В ответ лишь пожатие плечами, но до меня кое-что начало доходить. Я медленно вытер стол пальцем. Слой пыли не вытирался, он вгрызся в дерево навечно. Поймал себя на мысли, что глава администрации наверное даже не знает имени «уважаемого человека».
— А давайте я уточню, какие тут свои порядки?
Рубанов замер, явно не ожидая того, что я вступлю в спор.
— Порядки — это когда двойники типа Кая Метова катаются по сёлам за три тысячи рублей, а в отчётах значатся как народные артисты с гонорарами гораздо больше… Эти порядки вы имеете в виду?
— Максим… — голос Рубанова чуть дрогнул.
— Нет, теперь послушайте меня внимательно, — я не повышал голоса, но каждое слово падало на стол, как гвоздь вбивал. — С сегодняшнего дня в моем отделе — порядки будут настоящие, а не пыль в глаза.
— Ну всё! — хлопнул по столу Рубанов. — я передумал тебя деражать как врио начальника. Я тебя снимаю, тут даже твоего согласия или заявления не требуется.
— Не советую, — хмыкнул я.
— Что? — закипал начальник.
Я подниму всю отчётность по гастролям, по культурным программам, по липовым постановлениям. И знаете, куда она уйдёт?
Рубанов сглотнул, его ладони вспотели так, что бумажка с телефона приклеилась к пальцам.
— Я…
— В Москву, Натан Леонидович. Даже не в область, а сразу в белокаменную. С комментариями, копиями, сметами и липовыми подписями. Думаете, они там не любят такие дела? Обожают. Особенно когда перед выборами нужно показать борьбу с коррупцией отсталых регионах. Себя в выгодном свете выставить, утопив провинциального чиновника.
Он аж рот открыл от изумления, не ожидал, что молодой покажет зубы и такую осведомленность в делах служебных. Ничего, пусть привыкает, если хочет сработаться. Я давно в этой теме.
— Максим Валерьевич, ну зачем так сразу… — Рубанов вдруг вспомнил мое отчество. — Мы же… Мы же команда!
— Да, теперь команда. Только я в этой команде не винтик, а капитан. И последнее — пока я здесь, никакие ваши липовые «звёзды» и подставные подрядчики не пройдут. Детский сад где? В газете писали. что уже давно должен быть. Нехорошо с детишками так поступать. В общем так… каждого буду проверять лично. Понятно?
— Максим, зря супротив батьки… — багровел Рубанов.
— Батька стар, творит что попало, давайте уже делать все для народа.
— А так разве получится?
— Получится. Начинать всегда страшно. Было бы желание, а я помогу его обрести.
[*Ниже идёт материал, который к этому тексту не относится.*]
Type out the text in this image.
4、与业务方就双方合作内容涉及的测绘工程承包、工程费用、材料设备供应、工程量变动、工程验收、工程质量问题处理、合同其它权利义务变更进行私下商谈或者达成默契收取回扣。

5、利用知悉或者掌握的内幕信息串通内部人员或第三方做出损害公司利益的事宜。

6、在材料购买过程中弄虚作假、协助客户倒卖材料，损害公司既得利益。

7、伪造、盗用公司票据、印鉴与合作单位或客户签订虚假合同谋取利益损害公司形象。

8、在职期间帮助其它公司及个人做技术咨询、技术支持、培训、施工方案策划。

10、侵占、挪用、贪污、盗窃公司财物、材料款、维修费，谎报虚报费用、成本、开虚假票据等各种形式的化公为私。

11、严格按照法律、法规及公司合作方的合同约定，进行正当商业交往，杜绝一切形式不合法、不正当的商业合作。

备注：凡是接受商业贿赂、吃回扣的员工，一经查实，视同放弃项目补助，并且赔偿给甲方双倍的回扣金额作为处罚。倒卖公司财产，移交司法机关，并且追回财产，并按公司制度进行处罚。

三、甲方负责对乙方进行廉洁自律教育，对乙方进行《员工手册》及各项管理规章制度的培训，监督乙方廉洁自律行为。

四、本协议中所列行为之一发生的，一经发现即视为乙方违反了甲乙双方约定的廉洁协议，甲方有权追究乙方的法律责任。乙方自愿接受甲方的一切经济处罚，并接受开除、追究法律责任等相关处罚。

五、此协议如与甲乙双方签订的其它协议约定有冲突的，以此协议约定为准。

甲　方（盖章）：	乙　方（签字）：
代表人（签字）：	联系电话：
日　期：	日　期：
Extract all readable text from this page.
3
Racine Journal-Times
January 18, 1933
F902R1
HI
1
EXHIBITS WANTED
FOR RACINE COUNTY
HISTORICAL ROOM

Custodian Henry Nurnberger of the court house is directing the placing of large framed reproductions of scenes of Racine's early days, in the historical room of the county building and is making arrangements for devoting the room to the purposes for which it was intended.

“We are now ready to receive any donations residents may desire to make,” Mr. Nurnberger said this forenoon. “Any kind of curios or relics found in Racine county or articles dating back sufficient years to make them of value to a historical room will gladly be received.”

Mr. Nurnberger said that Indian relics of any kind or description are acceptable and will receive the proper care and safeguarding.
Рубанов растерялся, не ответил, да и что он мог сказать?
Я встал и трижды хлопнул ладонью по столешнице.
— И да, если ещё раз попытаетесь выдавить меня через этих вязальщиц с шоколадками — я незамедлительно приму озвученные меры.
Я развернулся и вышел, слыша только тиканье настенных часов.